La récente déclaration conjointe des ministres des Affaires étrangères des États-Unis, d’Arabie saoudite et de France sur le Liban est très claire et reflète explicitement la position de ces trois pays à l’égard de la situation libanaise, concernant notamment l’élection d’un président de la République, la formation d’un gouvernement et la mise en œuvre des résolutions du Conseil de sécurité des Nations Unies relatives au Liban.

L’élite dirigeante et tous ceux qui contrôlent le pays aujourd’hui ont bien évidemment pris connaissance de cette déclaration, mais ne l’appliqueront pas pour autant. Et pour cause : la décision relève entièrement du Hezbollah. En effet, alors que certains craignent le parti de Dieu, d’autres le courtisent afin de servir leurs propres intérêts.

D’ailleurs, les dirigeants actuels qui s’accrochent au pouvoir ne tiendront pas compte de la déclaration qui appelle à " la formation d’un gouvernement capable de mettre en œuvre les réformes structurelles et économiques nécessaires pour résoudre la crise politique et économique au Liban. " Par conséquent, la formation d’un nouveau gouvernement ne répondra pas à cette attente puisqu’il sera à l’image des gouvernements précédents, en d’autres termes un gouvernement qui repose sur le partage du pouvoir politique, le blocage et l’échec.

De même, exiger du gouvernement libanais qu’il se conforme aux dispositions des résolutions internationales 1559, 1701, 1680 et 2650 du Conseil de sécurité des Nations unies revient à demander au président du Conseil et à ses ministres de signer leur arrêt de mort. Il faut savoir que toutes ces résolutions touchent fondamentalement au dossier des armes du Hezbollah, à sa légitimité militaire, à son projet politique et à sa fonction, dont le but est d’assurer l’exportation de la révolution islamique iranienne et se plier à ses exigences.
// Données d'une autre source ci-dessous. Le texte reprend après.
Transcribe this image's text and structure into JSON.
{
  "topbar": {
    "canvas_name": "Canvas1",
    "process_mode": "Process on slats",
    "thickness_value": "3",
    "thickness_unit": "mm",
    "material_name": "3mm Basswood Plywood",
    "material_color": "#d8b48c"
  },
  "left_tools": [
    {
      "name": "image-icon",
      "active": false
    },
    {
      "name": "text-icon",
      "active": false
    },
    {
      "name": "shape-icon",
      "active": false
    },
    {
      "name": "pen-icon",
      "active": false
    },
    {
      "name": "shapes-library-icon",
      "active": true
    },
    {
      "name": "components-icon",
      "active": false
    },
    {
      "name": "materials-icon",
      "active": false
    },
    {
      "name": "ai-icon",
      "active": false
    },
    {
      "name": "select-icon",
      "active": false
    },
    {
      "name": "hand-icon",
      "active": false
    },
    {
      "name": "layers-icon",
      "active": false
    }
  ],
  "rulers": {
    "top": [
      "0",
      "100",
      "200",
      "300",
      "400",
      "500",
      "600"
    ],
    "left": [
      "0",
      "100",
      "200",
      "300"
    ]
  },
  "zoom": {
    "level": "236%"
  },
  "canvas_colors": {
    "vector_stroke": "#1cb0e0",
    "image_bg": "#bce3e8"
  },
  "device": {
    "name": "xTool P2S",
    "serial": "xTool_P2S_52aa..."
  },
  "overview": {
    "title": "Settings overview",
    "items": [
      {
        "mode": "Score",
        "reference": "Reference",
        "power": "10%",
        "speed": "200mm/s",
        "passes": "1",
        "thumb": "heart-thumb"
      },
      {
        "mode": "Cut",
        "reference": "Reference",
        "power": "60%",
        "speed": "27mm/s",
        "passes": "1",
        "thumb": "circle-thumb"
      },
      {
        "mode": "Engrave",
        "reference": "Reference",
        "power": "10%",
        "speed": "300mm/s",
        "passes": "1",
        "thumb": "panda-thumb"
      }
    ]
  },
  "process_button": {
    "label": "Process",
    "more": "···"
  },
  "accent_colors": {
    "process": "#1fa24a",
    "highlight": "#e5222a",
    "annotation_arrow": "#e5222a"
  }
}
D’ailleurs, le Hezbollah n’acceptera en aucun cas de soutenir un gouvernement qui appliquerait ces résolutions. La formation pro-iranienne qui s’est opposée à la résolution 2650, qui permet aux forces de la Finul de se déplacer librement dans le sud du Liban, ne tolérera en aucun cas leurs mouvements qui contrarient sa présence au sud du Litani, et n’hésitera pas à instrumentaliser la population contre les Casques bleus. Partant, qu’adviendra-t-il si un gouvernement déclarait vouloir appliquer les résolutions internationales ?

La déclaration fait également mention des caractéristiques du prochain président de la République, censé être élu dans les délais prévus par la Constitution libanaise, c’est-à-dire avant la fin du mandat du général Michel Aoun, le 31 octobre 2022. Selon les critères avancés, le futur président doit être capable de fédérer le peuple libanais et d’œuvrer avec les acteurs régionaux et internationaux pour surmonter la crise actuelle. Mais cela est-il réalisable ?

Dans les faits, le Hezbollah cherche à imposer un président qui mène la confrontation, et qui soit proche de son giron. S’il arrive à ses fins, le président en question n’aura aucun contact avec les pays du Golfe, disposés à aider au Liban, l’Arabie saoudite en tête, et ne bénéficiera certainement pas du soutien de la communauté internationale menée par les États-Unis. Par conséquent, le Hezbollah renoncera-t-il à imposer un chef d’État de son choix et permettra-t-il à un autre président de servir le pays et le peuple ?

En somme, il ressort de ce communiqué que les trois puissances rejettent toute vacance présidentielle et refusent que les prérogatives de la présidence soient confiées au gouvernement. Les États-Unis, la France et l’Arabie Saoudite ont défini un plan de sortie de crise. Cependant, cela requiert l’adhésion des acteurs libanais aux exigences de ces trois puissances, dont l’objectif est de neutraliser l’axe obstructionniste et ses symboles qui ont conduit le Liban dans l’impasse.